How does the future look in terms of funding for metabolomics?
I see an increased recognition by funding agencies for the importance of metabolomics.
So the funding situation looks strong. I think many scientists who traditionally have been
well funded experts in proteomics, are now incorporating metabolomics technologies in
their laboratories as well.
10.
What role can metabolomics standards play?

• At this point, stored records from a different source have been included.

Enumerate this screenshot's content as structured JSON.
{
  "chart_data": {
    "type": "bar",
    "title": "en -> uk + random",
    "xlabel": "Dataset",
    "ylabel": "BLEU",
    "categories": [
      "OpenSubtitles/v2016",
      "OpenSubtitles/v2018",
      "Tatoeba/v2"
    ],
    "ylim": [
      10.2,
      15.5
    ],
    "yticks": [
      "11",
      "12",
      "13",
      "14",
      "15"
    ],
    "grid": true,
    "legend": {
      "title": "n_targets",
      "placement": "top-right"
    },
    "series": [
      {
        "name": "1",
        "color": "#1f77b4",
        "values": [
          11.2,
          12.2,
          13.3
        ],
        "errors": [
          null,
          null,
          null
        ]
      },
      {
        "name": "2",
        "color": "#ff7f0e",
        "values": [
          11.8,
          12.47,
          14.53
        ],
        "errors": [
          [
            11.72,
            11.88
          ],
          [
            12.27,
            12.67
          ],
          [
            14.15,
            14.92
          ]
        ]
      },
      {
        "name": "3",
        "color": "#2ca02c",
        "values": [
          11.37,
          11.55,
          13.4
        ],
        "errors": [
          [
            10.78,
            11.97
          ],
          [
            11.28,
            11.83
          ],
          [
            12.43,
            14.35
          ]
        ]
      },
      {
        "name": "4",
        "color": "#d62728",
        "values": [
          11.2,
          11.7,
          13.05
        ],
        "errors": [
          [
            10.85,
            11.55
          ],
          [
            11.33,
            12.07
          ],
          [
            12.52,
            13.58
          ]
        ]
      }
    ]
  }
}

There is certainly a role for standards. I think we must recognize that metabolomics is a
broad field, and often analytical chemists, biologists and clinicians don’t always have
shared views on this subject. So there has to be compromise and it has to be
affordable. I certainly support the NIH sponsored Metabolomics Standards Workshop
and efforts such as these to propose common standards for reporting metabolomics
results
11.
Do you have any other comments that you wish to share about metabolomics?
I think these are exciting times for students entering metabolomics as it has such broad
applications, particularly towards improving our quality of life: whether through profiling
environmental metabolites and metabolic by-products in the soil or water, or plant
phytochemicals, in food, health, disease, tailoring drug dosage in pharmacometabolomics for “personalized” medicine, or “Green” technologies such as biofuels--there is plenty of room for both R&D. I also see metabolomics as a great example of a
where academia and instrument vendors with strong R&D programs can combine
forces to tackle some of the difficult problems.
Finally, I would like to dedicate this article to the memory of a dear colleague of mine, Alan Kuchinsky,
who passed away this summer. Many readers, especially those in the Cytoscape community will
recognize his name. He was responsible for my transferring from R&D to the Systems Biology group in
Labs. His work ethic and dedication to his academic collaborators; some of the leading research groups
in Systems Biology, served as an example of Agilent Labs’ spirit for both identifying and developing key
technologies that ultimately benefit our customers.